Помню, долго после этого мне не раз снились дико кричавшие и мечущиеся в клетках люди, которых лижут огненные языки и на головах которых сухо и жутко потрескивают волосы… Мне тогда говорили, что все это злые выдумки, что это только у католиков так свирепствовала инквизиция, а наша Православная церковь ее не ведала и никогда никаких еретиков живьем не сжигала. Хотелось этому раз и навсегда поверить и отогнать от себя кошмарные видения. Увы, они оказались жестокою былью!
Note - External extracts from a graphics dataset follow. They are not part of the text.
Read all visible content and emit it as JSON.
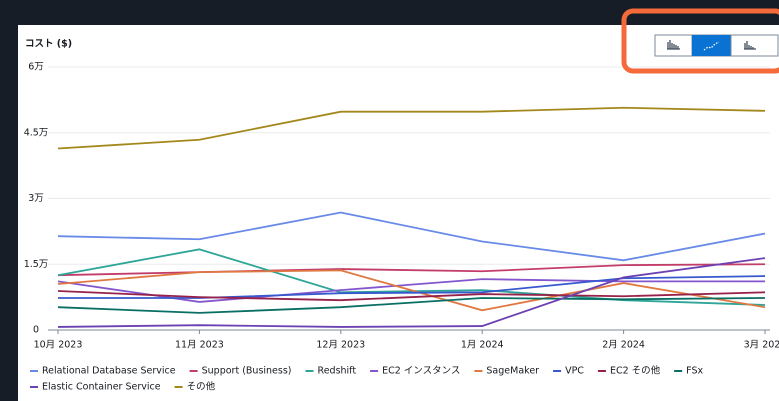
{
  "chart_data": {
    "type": "line",
    "ylabel": "コスト ($)",
    "categories": [
      "10月 2023",
      "11月 2023",
      "12月 2023",
      "1月 2024",
      "2月 2024",
      "3月 2024"
    ],
    "ylim": [
      0,
      60000
    ],
    "yticks": [
      {
        "value": 0,
        "label": "0"
      },
      {
        "value": 15000,
        "label": "1.5万"
      },
      {
        "value": 30000,
        "label": "3万"
      },
      {
        "value": 45000,
        "label": "4.5万"
      },
      {
        "value": 60000,
        "label": "6万"
      }
    ],
    "grid": true,
    "series": [
      {
        "name": "Relational Database Service",
        "color": "#688ae8",
        "values": [
          21400,
          20700,
          26800,
          20200,
          15900,
          22000
        ]
      },
      {
        "name": "Support (Business)",
        "color": "#c33d69",
        "values": [
          12500,
          13200,
          13900,
          13400,
          14800,
          15000
        ]
      },
      {
        "name": "Redshift",
        "color": "#2ea597",
        "values": [
          12500,
          18400,
          8600,
          9100,
          6800,
          5700
        ]
      },
      {
        "name": "EC2 インスタンス",
        "color": "#8456ce",
        "values": [
          11100,
          6400,
          9100,
          11600,
          11100,
          11100
        ]
      },
      {
        "name": "SageMaker",
        "color": "#e07941",
        "values": [
          10500,
          13200,
          13600,
          4500,
          10700,
          5200
        ]
      },
      {
        "name": "VPC",
        "color": "#3759ce",
        "values": [
          7300,
          7300,
          8400,
          8600,
          11800,
          12300
        ]
      },
      {
        "name": "EC2 その他",
        "color": "#962249",
        "values": [
          8900,
          7500,
          6800,
          8200,
          7700,
          8600
        ]
      },
      {
        "name": "FSx",
        "color": "#096f64",
        "values": [
          5200,
          3900,
          5200,
          7300,
          7000,
          7300
        ]
      },
      {
        "name": "Elastic Container Service",
        "color": "#6b40b2",
        "values": [
          700,
          1100,
          700,
          900,
          12000,
          16400
        ]
      },
      {
        "name": "その他",
        "color": "#a3881c",
        "values": [
          41400,
          43400,
          49800,
          49800,
          50700,
          50000
        ]
      }
    ]
  }
}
Первого живого еврея в своей жизни — звали его Семен Гинцбург — я увидел в Саратовской гимназии. Он был подросток худощавый, с впалою грудью, слегка рыжеватый и веснушчатый, держался незаметно, почти робко. Соседом его по парте был некто Чубаровский, парень в основе своей натуры не злой, но грубоватый и самодурный. Физическою силою он уступал лишь великовозрастному красавцу, весельчаку, лентяю и щеголю Шиловцеву, который аккуратно оставался по два года в каждом классе, но пользовался благосклонностью педагогического начальства толстого бумажника родителя ради.
Однажды этот ‘второй силач’ нашего класса во время перемены вытащил из ранца объемистый бутерброд с колбасой и принялся аппетитно его уплетать, распространяя вокруг себя специфический запах свинины. Гинцбург не удержался и с гримасою явного отвращения отвернулся. Чубаровский вломился в амбицию и начал всячески придираться к соседу. В наказание за ‘невежливый’ жест тот должен был послушно нюхать поднесенную ему прямо под нос свинину, а подносилась она так усердно, что мазнула его по губам. Безуспешно пытаясь вырваться, бедняга разразился беспомощным плачем.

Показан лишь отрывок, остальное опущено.